I’m using clangd on windows/linux for indexing company’s project. The project is organized (in terms of cpp files, header files) in um… unorthodox way so that we heavily rely on the precompiled-header technology.
The rough structure is layered and somewhat looks as following:
Layer 1: a bunch of headers that all are included into one stdafx.h on that level
Layer 2: first includes stdafx.h from Layer 1 and then also includes a bunch of own headers into own stdafx.h
Layer 3: includes stdafx.h from Layer 2 and then… you get the idea.
So while building we create precompiled header for the Nth layer once and re-use it via -include-pch flag when creating the PCH for the N+1th layer. Overall this gives acceptable full-rebuild times on a single machine.
Now in order to make clangd work on our project I had to ‘hack’ it a bit to make it understand certain source file dependencies and how to correctly infer compilation commands for particular cpp/header files in our case and it all works as expected however now the performance is somewhat of an issue and I believe it can be addressed if I could ‘teach’ clangd to deal with PCH the same way we do during the build process.

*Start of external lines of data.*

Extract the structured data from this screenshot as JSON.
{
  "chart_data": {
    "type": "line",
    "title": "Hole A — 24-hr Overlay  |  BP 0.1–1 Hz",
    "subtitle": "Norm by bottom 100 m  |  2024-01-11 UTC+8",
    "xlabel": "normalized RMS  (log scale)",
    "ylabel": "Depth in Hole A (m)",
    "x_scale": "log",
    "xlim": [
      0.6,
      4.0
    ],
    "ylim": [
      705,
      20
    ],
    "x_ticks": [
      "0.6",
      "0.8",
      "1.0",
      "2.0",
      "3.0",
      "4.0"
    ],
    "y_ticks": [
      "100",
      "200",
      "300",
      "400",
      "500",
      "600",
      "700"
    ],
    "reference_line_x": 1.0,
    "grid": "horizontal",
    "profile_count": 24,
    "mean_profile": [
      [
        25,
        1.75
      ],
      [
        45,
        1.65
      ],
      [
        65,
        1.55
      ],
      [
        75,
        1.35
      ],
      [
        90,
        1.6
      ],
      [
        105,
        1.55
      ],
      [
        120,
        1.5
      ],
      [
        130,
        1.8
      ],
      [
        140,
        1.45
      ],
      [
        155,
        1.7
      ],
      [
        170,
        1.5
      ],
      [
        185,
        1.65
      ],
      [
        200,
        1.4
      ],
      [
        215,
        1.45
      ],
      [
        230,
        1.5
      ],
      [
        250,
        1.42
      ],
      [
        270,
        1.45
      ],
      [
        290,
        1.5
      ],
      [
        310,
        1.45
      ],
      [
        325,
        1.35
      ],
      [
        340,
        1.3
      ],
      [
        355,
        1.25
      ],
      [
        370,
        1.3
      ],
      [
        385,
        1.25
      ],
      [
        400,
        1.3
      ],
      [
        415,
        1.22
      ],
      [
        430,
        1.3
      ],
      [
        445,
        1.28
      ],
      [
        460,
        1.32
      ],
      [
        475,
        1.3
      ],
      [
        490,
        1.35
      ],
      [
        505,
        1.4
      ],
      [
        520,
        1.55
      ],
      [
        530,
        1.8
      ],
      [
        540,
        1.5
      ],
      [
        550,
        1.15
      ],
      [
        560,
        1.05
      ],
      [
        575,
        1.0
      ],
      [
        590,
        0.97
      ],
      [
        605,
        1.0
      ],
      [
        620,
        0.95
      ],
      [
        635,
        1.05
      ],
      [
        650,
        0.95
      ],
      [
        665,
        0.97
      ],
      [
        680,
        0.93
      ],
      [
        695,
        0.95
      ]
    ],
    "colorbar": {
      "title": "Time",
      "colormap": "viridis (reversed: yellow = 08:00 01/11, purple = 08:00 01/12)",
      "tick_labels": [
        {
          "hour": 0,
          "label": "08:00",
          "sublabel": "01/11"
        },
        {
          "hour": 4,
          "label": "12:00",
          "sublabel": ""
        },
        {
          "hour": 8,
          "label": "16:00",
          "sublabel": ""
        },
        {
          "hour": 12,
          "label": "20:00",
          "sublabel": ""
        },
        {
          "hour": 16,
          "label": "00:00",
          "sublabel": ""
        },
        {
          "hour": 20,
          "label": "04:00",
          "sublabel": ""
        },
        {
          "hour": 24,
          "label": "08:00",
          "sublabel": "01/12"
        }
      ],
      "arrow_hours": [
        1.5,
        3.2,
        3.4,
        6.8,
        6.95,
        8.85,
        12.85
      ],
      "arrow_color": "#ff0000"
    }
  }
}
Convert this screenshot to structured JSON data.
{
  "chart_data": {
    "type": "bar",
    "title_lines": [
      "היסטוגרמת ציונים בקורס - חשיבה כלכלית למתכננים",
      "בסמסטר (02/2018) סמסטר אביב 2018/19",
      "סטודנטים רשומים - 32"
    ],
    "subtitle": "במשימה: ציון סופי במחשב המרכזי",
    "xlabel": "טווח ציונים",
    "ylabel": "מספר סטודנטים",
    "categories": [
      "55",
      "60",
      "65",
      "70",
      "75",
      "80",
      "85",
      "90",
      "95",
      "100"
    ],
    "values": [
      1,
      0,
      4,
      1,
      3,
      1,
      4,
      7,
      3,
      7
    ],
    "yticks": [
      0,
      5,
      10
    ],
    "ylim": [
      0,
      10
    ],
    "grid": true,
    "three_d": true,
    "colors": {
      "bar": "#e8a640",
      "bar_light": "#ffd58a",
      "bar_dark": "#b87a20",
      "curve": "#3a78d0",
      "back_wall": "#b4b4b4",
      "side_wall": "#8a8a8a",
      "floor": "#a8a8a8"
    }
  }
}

If someone could point me into the direction where relevant code in clangd is (e.g. for building/re-using preamble), that would be nice. And maybe some hints/advices along the way
You can find the relevant pieces in:
That being said;
Compiler is the common infra used by all components of clangd that invokes clang (the other 3 in this case). It also drops any pch related flags coming from the compile flags, because in PCH format is not stable and in theory they cannot even be reused between different versions of clang. Hence, unless you have clang you use to generate those PCHs and clangd you use in your editor you can’t really make re-use of them.
We turn it off for good reason because people use clangd even when they are not building their project with clang, hence this was causing lots of crashes.
We already do something similar with Preamble and ParsedAST to improve performance for currently active files, we build the preamble for a file only when it is invalidated (e.g. you change contents of a header, or edit the preamble section of the current file). Hence I assume the performance issue you mention is not really about the latency of current file operations (?).
As for background indexing, unfortunately this is worse. We don’t really re-use much between indexing of different translation units, since the process is meant to be incremental. But this causes troubles on projects with indefeasible build times. If that’s the problematic component indeed, you can either try to hack up clangd to somehow make use of preamble-like information between indexes, or use our centralized indexing/serving solution remote-index.
thanks for the answer!
the performance issue you mention is not really about the latency of current file operations
no, not really. I’d say it’s because the preamble in our case gets expensive to re-build if it’s down the hierarchy as it includes basically everything from previous layers. So I’d really like to take advantage of -include-pch option of clang.
I understand the logic behind throwing away any pch-related flags however in our case I don’t intend to actually re-use pch from our builds, but rather ‘teach’ clangd to understand our hierarchy of pch, specifically the dependencies between them so that a re-build of a particular preamble would not necessarily include the rebuild of the previous preambles that were included but not actually changed. And yes, in this case background index would be my primary first target I suppose.
Interestingly all of this is explained in this rather unexpected location: Precompiled Header and Modules Internals — Clang 16.0.0git documentation
Chained precompiled headers were explicitly introduced for this use-case incl. the mentioned preamble mechanism it seems.
clangd is probably a bit over-conservative here (does it even remove forced includes?).
Yes it shouldn’t try to re-use existing PCHs if the clang version that created them is different (but isn’t that detectable from the file header or something?).
But if it matches maybe? Or it could transparently rebase the relative .pch paths to its .cache path and create its own hierarchy of PCHs.